Ağır bir başlık oldu galiba.
Evet öyle oldu.
Olsun.
Kırılan kırılsın.
Eğer sen, hem Milliyetçiyim deyip Atatürk’ün Milliyetçilik anlayışına dem vurup sonra da kafatascılık yapıyorsan bunu hak ediyorsun.
Malum son dönemlerde yaşlı bir kurt Cumhurbaşkanı yardımcıları biri Kürt diğeri Alevi olsun diyerek MİLLET OLMA kavramını ayaklar altına alarak ayrılıkçı ve bölücü tutumun dibine vurmuştur.
Yahu Anlayın artık.
Bu coğrafya bir çok halklardan oluşmuştur. Türkmen ,Çerkez ,Kürt, Boşnak birer halktır.
Halk dar kapsamlı sosyolojik bir olgudur. Örneğin Adıyaman sınırları içerisine yaşayan insanlara da Adıyaman halkı denir. Adıyaman Milleti denmez.
MİLLET daha geniş bir sosyolojik olgudur ki beraber yaşama azminde olan halkların tümünü kapsar. MİLLET olabilmek için etnik ve meshepsel kökene inmeden her halkın kendi değer yargılarını, ecdadından aldığı kültür birikimini yaşamasının önünü açarak birlikte bir yaşam oluşturma gayretinde olmalıyız.
Halklar beraber yaşama azminde ise MİLLET olur.
Peki bu kavramın ortaya çıkışı nedir diye soracak olursak,
Özellikle Sanayi devrimi sonrası sömürge yarışı ile oluşan EMPERYALİZİMİN DOĞUŞU ve Fransız İhtilali sonrası Egemen olma yarışı Millet olma kavramını ortaya koyarak ULUS DEVLETLERİN ortaya çıkışını sağlamıştır ki bu Ulus devletlerden biri de halkların verdiği Kurtuluş Mücadelesi sonrası kurulan Türkiye Cumhuriyeti Devleti ve Milletin Adı da Türk Milleti olarak tanımlanmıştır. Burada Türk Milleti kavramına itiraz edenlerin sayısı da azımsanmayacak kadar bir sayı içeriyor ki Anadolu Milleti kavramını bile ortaya koyanlar var.

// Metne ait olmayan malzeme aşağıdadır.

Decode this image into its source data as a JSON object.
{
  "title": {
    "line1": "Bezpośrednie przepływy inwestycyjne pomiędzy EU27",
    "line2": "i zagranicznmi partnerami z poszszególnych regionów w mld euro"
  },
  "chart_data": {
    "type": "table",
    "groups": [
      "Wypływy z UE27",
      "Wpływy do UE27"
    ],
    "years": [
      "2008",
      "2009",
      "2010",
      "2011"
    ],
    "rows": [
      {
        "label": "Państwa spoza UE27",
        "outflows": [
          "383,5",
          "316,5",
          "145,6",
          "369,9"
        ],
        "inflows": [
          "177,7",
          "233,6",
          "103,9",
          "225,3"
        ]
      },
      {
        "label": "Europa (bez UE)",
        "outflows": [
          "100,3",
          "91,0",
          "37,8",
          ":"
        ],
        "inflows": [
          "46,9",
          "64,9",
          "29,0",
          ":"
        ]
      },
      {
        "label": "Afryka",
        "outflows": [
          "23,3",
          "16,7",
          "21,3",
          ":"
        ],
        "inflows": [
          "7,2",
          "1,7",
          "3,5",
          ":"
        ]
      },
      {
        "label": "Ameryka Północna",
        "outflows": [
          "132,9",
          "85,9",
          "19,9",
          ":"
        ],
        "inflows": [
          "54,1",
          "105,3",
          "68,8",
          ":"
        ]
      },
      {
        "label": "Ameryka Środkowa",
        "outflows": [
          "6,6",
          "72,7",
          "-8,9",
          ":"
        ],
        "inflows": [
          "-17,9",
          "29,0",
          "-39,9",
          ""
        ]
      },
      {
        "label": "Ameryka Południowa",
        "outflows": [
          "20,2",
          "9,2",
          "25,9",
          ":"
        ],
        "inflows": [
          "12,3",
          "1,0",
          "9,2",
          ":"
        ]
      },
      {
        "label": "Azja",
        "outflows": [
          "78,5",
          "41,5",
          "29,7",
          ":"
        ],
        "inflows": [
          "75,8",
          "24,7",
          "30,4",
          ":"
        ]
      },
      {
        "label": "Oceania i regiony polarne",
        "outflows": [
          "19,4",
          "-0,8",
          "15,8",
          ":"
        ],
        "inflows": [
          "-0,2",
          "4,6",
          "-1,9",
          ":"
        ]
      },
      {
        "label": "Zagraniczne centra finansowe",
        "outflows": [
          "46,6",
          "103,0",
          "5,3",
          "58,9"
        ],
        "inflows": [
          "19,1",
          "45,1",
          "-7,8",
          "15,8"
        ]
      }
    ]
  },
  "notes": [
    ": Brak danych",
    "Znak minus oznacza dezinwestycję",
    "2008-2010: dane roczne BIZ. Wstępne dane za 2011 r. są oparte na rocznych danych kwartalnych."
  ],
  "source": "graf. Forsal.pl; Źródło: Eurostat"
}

Ama aslolan İSİM değil İŞLEV dir.
Yani bazılar Türk Milleti İsminden mi rahatsız yoksa uygulamasından mı?
İsme takılanlarla bir arpa boyu yol gidilmez bilirim. Aslolan işlevdir. Bu nedenle ki ayrıştırıcı mezhepsel etnik temele dayalı dil kullanmak bu güzel MİLLETE yapılacak en büyük darbedir.
Bu nedenle ben Atatürk’ü çok seviyorum.
Niye mi?
O
Gittiği her yerde bir defa olsun etnik mezhepsel bir dil kullanmamıştır. BENİM AZİZ MİLLETİM diyerek MİLLET olmayı hedeflemiştir.
Bilirim ki halkların kendi kaderini kendi tayin etme hakkı da vardır.
Bunun için ezme ve ezilme pozisyonlarının oluşması gerekir.
Türkiye de bu, 100 yıldır uygulamaya sokulmaya çalışıldı. Ama kurucu değerlerin sağlam temelleri buna 100 yıldır engel oldu.
Ya bundan sonra…
Bundan sonra diyorum,
Çünkü oluşan yeni yönetim sistemi bunu nereye taşıyacak bilemiyorum. Ama tehlikeyi büyük görüyorum.
Gönül dar kalıplı sosyolojik olguların kalkmasını da istiyor. Daha genişletelim diyorum açık alanı. Gelin DÜNYALI olalım.
Olalım olalım da Aney vermiyiiii
Önce Halk olabilenlere , Sonra Millet olma azminde olanlara , ve Dünyalı olmaya göz kırpanlara selam olsun.